Thursday, December 10, 2009

Music

My father was an entertainer. My mother put me up in front of people when I was 3 to entertain them by singing. She said that on VJ Day, August 1945, I stood on the roof of our apartment building in the Bronx and sang “Don’t Fence Me In.” I don’t remember that, but I do remember playing rhythm guitar for a house band called the Melody Playboys at the Diamond Horseshoe dance hall in Lawton, Oklahoma, in 1962 when I was in the Army. I also remember singing the same Johnny Cash song, “Big River,” several times at parties and informal gatherings. My sister played French horn in several orchestras in the Bay Area when she was young. We were at a Gilbert and Sullivan thingie one evening when she said she used to know a lot of people in the pits in plays all over the City. So with this kind of background, would I encourage the kids to be minstrels or chemists or models or auto mechanics or what? All, actually. The kids have done all these things.

I like music. I like the classics and operas my father liked. I like the country and western songs that were popular when I was in middle school and high school in the 1950’s. I like Celtic stuff. I love bagpipes and drums. I like the Asian harp, the koto and its variations. I like rap, reggae, rock and punk when people are putting interesting variations into constricted forms. The guitar player for my daughter’s angry grrrrl band once did a beautiful chord progression amounting to a melody in some number that sounded like young girls screaming while loud machinery was drowning them out.

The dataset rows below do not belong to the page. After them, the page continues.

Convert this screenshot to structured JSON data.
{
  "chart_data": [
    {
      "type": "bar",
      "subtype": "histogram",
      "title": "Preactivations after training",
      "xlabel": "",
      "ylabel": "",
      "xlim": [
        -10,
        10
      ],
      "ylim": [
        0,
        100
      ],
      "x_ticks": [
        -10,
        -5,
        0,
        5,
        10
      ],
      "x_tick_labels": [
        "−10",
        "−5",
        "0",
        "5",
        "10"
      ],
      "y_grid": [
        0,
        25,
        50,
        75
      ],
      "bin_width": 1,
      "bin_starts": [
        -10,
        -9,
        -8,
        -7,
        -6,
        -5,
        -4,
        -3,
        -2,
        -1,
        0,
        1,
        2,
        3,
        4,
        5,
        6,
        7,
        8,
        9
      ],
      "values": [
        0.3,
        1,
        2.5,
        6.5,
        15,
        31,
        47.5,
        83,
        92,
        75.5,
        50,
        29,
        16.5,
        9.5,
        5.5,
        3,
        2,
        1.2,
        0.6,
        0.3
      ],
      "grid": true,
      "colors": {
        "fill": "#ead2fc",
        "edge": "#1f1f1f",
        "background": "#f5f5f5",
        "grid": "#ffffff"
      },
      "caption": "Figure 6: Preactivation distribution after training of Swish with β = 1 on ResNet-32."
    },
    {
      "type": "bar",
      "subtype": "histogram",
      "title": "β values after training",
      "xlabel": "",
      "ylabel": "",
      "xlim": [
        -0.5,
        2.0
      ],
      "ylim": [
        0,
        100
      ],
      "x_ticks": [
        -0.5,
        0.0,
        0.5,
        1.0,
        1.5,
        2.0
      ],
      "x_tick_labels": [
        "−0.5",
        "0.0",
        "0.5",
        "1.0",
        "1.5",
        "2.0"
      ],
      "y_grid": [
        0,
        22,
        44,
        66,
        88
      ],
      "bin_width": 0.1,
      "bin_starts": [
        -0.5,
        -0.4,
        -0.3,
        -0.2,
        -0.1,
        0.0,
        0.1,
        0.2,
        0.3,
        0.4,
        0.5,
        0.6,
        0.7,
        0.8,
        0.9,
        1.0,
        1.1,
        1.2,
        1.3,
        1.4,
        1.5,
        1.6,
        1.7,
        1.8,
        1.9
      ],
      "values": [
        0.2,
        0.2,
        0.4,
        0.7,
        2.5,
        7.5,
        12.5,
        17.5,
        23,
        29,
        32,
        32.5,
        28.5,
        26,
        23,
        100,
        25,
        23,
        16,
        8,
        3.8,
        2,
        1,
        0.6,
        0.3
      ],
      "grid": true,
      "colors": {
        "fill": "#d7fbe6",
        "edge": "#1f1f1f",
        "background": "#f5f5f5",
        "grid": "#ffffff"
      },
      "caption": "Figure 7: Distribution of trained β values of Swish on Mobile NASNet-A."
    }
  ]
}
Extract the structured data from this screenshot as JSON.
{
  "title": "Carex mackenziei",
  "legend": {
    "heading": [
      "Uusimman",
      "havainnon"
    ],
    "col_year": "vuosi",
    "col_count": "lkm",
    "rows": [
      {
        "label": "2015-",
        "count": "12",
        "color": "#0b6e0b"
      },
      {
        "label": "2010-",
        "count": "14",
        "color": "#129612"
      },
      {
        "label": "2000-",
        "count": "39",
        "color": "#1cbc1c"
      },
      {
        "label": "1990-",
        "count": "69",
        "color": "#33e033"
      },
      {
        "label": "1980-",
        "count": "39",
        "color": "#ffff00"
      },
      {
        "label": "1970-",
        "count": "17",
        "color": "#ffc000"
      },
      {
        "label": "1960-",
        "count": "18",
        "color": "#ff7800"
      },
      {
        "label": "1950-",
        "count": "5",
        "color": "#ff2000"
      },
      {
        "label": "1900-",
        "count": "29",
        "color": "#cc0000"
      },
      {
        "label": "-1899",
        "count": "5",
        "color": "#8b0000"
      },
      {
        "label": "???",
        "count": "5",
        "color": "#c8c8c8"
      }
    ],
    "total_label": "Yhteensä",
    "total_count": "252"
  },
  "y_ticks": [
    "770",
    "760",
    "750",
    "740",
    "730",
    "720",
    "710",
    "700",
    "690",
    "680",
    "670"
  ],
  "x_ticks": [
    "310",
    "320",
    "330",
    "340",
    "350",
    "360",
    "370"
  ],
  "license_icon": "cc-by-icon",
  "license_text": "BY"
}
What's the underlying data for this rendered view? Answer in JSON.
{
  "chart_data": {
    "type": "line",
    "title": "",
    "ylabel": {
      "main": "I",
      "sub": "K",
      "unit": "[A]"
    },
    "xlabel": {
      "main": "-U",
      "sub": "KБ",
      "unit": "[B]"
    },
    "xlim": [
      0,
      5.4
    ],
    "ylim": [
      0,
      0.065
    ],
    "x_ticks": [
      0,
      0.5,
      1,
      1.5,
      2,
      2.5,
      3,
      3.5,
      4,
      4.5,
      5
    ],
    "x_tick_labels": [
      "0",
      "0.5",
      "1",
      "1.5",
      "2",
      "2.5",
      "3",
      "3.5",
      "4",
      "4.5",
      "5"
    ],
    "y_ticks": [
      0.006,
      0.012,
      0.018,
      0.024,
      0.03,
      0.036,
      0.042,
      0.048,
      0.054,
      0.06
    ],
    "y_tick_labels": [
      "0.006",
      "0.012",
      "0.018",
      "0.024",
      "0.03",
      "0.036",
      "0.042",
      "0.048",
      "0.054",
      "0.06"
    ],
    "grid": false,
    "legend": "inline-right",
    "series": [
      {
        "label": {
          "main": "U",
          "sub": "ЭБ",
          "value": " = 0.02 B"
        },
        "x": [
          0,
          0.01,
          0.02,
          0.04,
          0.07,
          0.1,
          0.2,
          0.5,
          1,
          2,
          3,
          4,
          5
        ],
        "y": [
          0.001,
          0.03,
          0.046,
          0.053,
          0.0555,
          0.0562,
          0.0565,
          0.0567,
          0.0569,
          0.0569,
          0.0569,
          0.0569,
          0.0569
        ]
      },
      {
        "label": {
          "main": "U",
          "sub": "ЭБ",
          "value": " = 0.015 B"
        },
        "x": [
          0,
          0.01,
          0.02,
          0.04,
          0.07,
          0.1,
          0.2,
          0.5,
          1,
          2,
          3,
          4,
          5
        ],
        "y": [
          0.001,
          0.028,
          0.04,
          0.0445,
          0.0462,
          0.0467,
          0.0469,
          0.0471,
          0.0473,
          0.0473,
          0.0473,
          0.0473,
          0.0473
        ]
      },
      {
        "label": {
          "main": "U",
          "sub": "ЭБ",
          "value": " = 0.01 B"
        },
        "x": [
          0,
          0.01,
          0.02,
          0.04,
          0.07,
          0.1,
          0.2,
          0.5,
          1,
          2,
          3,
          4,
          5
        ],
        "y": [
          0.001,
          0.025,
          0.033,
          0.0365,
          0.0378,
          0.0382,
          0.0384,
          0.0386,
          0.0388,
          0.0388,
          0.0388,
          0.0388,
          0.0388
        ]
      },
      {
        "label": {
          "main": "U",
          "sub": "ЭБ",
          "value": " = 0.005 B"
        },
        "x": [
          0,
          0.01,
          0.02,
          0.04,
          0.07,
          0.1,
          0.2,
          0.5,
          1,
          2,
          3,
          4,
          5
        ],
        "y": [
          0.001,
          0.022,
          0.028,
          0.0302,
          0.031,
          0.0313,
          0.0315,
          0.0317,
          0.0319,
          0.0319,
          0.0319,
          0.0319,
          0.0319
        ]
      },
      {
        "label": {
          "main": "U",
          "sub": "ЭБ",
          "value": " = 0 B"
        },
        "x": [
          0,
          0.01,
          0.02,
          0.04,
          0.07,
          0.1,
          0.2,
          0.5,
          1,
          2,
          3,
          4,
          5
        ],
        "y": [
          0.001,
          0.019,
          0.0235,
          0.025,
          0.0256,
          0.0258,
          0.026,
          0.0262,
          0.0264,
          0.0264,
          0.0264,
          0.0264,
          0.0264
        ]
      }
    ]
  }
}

A lot of punk was purposefully making fun of music. When I was a kid the big band Spike Jones and His City Slickers played songs with sirens, gunshots, gargling, washboards, cowbells and other comical stuff. But the band was good. They knew how to play standard big band music, which they did, while running around gargling and shooting. The punk band Schlong, with my #1 son on guitar and keyboards, put out a CD “Punk Side Story” which was the soundtrack for “West Side Story” in punk style. My daughter screams “There’s a Place for Us” and “I Feel Pretty.” A lead “singer” belched loudly and followed it with “the most beautiful sound I ever heard…” leading into the song “Maria.” They also covered Fleetwood Mac’s “Rumors” on a 7-inch vinyl record they titled “Tumors.” They had to do it really fast to get it to fit. They had to know the originals well in order to arrange them as they did.

Their heyday was more than fifteen years ago. They have occasional reunions, which they say are better attended than their gigs in the early 1990’s.

My daughter’s boyfriend is learning a lot of new stuff on the guitar. Me, I practice to try to remember what I learned fifty years ago.